Magical Thinking... and how to thwart it.

Presented at BSidesLV 2017, July 26, 2017, 3 p.m. (25 minutes)

For all the progress we've made - as a community, as an industry, as a discipline - describing the brittleness of our IT infrastructure and 'the shape of the beast' (what is this hacking stuff anyway?), we're not seeing much in the way of obvious returns in two key areas : procurement and policy. We know what's broken; we even mostly know how to fix it. We fight the good fight from the C-suite to Capitol Hill. Yet often we lose. Why? Behind nearly every poor choice in procurement or policy is some species of magical thinking. Not idiocy, not ignorance, not malice, but a logical error in determining causality. These are not complicated fallacies, nor particularly difficult to spot, but they are seductive, they are omnipresent. And, unfortunately, they are often profitable.

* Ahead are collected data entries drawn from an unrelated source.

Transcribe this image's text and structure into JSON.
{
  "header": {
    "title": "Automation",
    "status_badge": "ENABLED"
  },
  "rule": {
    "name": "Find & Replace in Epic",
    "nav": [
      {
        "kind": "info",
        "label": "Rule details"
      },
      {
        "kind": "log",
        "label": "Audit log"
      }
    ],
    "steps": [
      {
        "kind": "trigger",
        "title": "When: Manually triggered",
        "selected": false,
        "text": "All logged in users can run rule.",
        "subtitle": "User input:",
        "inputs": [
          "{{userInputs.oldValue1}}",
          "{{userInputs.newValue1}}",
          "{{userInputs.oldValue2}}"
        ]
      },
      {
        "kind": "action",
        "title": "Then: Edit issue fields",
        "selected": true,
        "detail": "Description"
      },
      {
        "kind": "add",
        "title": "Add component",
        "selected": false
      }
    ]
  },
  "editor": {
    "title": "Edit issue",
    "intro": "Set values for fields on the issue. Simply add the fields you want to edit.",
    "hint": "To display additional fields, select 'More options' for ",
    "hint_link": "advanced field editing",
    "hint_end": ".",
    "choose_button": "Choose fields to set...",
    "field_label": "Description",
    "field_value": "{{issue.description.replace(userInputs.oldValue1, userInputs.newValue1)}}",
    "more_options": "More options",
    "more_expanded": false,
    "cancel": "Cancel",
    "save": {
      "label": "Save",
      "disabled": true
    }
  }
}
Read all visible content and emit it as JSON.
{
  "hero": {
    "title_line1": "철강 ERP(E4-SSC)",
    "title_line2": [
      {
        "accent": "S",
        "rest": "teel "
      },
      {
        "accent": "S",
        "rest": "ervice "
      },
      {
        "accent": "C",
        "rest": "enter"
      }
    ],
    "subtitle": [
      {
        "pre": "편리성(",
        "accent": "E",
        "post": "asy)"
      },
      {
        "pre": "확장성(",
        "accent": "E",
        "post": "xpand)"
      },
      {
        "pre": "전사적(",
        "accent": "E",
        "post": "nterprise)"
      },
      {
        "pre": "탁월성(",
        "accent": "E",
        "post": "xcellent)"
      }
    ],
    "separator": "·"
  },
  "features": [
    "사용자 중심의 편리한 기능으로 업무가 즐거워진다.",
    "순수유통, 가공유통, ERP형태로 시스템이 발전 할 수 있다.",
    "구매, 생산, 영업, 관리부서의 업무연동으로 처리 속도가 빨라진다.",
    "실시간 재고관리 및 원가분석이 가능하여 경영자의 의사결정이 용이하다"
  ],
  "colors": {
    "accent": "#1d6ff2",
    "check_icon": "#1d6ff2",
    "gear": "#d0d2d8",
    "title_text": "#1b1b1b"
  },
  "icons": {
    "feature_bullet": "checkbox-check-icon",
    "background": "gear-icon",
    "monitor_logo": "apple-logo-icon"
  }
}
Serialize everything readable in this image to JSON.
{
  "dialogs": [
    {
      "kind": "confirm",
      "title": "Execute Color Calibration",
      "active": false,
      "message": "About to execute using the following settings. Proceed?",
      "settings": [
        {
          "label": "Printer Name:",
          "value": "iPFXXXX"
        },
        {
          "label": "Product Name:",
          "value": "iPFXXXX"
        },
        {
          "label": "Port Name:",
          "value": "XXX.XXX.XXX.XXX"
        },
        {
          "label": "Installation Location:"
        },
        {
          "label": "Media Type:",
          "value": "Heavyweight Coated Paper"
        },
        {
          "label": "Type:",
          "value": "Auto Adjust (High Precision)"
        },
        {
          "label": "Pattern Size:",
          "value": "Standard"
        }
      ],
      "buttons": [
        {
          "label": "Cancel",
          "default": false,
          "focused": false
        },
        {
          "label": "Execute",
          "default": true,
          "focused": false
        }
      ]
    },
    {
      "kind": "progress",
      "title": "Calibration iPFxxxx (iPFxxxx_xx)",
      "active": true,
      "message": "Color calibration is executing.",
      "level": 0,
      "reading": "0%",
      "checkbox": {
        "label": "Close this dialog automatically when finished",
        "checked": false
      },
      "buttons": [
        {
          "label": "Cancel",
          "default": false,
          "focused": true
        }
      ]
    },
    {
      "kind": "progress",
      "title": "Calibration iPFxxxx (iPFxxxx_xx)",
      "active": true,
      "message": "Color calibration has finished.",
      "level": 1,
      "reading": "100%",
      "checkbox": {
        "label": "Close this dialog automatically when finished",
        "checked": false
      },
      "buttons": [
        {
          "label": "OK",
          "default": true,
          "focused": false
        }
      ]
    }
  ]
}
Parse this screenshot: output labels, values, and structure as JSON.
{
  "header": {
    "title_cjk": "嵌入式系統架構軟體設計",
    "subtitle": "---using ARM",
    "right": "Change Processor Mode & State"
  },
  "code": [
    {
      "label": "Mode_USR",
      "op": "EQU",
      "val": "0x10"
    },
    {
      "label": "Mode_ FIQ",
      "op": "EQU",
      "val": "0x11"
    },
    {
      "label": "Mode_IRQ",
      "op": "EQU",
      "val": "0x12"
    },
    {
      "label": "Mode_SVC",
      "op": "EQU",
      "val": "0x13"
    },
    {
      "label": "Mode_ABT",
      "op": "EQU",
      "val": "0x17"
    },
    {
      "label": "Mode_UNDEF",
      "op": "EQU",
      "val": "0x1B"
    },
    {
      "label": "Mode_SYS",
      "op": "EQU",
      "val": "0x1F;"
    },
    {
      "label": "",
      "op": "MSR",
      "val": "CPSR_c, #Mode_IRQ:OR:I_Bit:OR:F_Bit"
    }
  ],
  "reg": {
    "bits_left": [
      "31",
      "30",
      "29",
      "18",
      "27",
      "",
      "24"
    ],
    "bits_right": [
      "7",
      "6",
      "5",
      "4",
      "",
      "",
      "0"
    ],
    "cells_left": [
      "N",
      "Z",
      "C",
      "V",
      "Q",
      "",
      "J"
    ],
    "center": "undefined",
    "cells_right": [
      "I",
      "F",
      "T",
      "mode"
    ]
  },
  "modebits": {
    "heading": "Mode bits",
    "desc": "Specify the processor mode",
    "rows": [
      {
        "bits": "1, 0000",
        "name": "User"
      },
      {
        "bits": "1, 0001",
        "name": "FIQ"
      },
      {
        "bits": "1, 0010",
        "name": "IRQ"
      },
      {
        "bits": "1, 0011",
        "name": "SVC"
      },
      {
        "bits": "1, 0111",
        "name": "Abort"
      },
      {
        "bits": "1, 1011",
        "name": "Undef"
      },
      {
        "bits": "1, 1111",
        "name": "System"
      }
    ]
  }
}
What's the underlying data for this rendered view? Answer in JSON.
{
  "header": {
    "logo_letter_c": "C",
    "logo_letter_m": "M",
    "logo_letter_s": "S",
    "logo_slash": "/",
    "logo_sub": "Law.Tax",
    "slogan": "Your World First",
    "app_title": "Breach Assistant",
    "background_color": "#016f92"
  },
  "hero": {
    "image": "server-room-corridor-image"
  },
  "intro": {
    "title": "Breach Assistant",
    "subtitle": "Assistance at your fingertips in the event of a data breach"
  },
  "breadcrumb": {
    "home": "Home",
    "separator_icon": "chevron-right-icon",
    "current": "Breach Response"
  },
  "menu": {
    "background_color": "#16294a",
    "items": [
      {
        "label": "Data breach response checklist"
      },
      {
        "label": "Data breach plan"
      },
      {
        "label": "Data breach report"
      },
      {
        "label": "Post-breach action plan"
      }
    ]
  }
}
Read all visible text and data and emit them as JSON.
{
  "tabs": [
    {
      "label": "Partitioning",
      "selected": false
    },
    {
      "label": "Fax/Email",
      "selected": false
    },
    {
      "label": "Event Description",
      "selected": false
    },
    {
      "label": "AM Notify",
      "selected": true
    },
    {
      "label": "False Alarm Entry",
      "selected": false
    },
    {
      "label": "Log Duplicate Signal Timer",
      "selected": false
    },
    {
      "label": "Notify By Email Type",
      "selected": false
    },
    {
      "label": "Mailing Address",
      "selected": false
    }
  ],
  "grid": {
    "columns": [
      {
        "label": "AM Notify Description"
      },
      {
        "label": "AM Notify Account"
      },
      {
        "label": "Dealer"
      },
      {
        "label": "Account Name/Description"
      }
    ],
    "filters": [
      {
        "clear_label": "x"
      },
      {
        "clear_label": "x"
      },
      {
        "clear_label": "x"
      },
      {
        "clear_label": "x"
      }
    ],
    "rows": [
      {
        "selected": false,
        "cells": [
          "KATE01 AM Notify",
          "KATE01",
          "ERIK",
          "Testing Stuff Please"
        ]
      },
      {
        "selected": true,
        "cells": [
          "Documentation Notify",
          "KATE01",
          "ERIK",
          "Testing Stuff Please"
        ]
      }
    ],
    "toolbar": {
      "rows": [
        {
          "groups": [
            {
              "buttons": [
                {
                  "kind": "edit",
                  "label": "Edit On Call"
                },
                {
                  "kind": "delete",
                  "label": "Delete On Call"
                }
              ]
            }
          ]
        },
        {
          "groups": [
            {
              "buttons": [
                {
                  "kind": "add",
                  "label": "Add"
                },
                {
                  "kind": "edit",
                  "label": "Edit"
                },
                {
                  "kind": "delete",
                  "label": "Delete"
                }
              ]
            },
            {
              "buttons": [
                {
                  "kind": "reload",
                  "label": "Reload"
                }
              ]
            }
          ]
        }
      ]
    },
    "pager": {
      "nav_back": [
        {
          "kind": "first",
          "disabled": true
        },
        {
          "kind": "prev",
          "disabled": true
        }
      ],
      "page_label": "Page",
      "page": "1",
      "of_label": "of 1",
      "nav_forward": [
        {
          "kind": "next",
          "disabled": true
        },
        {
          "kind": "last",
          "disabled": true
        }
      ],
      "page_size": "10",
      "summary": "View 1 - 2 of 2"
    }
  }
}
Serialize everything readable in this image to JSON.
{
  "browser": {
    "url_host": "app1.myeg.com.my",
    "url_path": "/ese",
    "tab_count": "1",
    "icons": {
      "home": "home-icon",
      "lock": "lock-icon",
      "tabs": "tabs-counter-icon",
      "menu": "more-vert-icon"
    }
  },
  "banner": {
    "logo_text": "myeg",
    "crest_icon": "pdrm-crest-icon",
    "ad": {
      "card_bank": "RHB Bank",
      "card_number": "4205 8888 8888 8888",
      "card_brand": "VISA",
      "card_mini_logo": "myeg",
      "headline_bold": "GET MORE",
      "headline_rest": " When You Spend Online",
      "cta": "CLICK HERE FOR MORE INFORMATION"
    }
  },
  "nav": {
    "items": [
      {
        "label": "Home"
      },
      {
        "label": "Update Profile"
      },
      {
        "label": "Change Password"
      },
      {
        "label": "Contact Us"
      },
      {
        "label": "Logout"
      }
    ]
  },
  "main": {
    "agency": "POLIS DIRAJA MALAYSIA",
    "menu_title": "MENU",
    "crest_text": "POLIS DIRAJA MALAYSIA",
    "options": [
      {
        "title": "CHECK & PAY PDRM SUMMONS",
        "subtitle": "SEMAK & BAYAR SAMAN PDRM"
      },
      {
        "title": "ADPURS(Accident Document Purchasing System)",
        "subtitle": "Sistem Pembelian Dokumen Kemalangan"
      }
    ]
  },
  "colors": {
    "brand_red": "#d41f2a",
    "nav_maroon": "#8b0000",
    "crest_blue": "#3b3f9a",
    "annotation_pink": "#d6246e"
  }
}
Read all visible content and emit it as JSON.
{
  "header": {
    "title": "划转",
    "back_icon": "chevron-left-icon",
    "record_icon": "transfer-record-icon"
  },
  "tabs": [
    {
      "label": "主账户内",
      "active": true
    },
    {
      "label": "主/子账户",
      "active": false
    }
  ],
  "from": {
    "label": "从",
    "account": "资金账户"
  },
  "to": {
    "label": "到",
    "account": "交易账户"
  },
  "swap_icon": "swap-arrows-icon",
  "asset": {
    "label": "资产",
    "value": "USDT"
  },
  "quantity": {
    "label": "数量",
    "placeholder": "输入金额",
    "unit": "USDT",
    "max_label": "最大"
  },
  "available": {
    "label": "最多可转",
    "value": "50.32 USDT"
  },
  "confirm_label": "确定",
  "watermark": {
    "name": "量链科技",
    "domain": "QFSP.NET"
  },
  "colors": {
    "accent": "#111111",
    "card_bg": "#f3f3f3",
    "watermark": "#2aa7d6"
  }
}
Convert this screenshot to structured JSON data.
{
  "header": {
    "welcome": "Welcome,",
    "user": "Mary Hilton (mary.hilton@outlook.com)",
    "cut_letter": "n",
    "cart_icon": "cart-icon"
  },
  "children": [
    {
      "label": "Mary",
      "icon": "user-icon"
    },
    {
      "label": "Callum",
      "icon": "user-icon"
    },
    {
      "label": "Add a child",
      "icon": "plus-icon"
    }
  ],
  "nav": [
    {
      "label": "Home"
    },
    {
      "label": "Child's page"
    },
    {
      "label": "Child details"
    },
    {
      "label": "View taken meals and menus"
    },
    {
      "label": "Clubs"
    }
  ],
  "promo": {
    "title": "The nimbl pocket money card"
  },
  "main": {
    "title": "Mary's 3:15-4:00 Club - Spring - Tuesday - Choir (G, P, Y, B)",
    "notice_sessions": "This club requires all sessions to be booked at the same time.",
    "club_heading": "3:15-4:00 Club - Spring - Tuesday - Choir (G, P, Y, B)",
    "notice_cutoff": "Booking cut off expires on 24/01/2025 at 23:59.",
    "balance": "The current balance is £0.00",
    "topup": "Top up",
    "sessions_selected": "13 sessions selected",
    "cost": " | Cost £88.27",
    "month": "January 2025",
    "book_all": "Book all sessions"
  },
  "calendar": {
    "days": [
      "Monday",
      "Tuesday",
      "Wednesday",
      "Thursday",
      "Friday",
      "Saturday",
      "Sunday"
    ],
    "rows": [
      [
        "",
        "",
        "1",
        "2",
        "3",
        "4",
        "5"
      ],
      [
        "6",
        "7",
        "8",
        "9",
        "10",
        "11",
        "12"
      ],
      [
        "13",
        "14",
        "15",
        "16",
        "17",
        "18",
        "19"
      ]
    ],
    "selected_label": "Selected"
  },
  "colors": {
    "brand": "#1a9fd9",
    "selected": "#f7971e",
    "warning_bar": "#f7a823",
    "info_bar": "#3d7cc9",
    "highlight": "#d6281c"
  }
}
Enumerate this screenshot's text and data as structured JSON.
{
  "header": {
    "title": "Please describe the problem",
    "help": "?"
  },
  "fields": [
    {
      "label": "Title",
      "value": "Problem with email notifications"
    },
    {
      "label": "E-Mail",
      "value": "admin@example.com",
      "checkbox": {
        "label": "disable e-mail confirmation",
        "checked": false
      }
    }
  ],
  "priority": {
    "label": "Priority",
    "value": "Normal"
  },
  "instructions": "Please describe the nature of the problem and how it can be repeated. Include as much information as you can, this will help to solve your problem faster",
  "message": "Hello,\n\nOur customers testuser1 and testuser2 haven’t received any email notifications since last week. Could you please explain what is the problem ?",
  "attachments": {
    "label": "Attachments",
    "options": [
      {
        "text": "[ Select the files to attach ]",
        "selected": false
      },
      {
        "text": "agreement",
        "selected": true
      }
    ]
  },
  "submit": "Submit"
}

They are also critical to our understanding of *why* broken things stay broken, and why evidence-based policies are so elusive. Attendees will explore imagined realities informing real policy and procurement decisions; they will additionally have the opportunity to learn and share battle-tested thwarting strategies.

Presenters:

  • Mara Tam - Senior Fellow - Center for Advanced Studies on Terrorism (CAST)
    Mara is a Washington DC-based ICT security policy expert. Mara regularly serves as a private sector advisor to executive agencies on information security issues, focussing on the technical and strategic implications of regulatory and policy activity. Prior to her current roles, she was the Director of Government Affairs for HackerOne. Mara's background includes advanced degrees in cultural identity studies and modern history, as well as work in international security, counterinsurgency, and arms control. Her speaking credits include DEF CON, ShmooCon, TROOPERS, The Atlantic Council, the Federal Communications Bar Association, and an alphabet soup of think tanks. She is a proud contributor to FIRST Org's VRDX-SIG, BlackHoodie alumna, and recently-named Senior Fellow at the Center for Advanced Studies on Terrorism.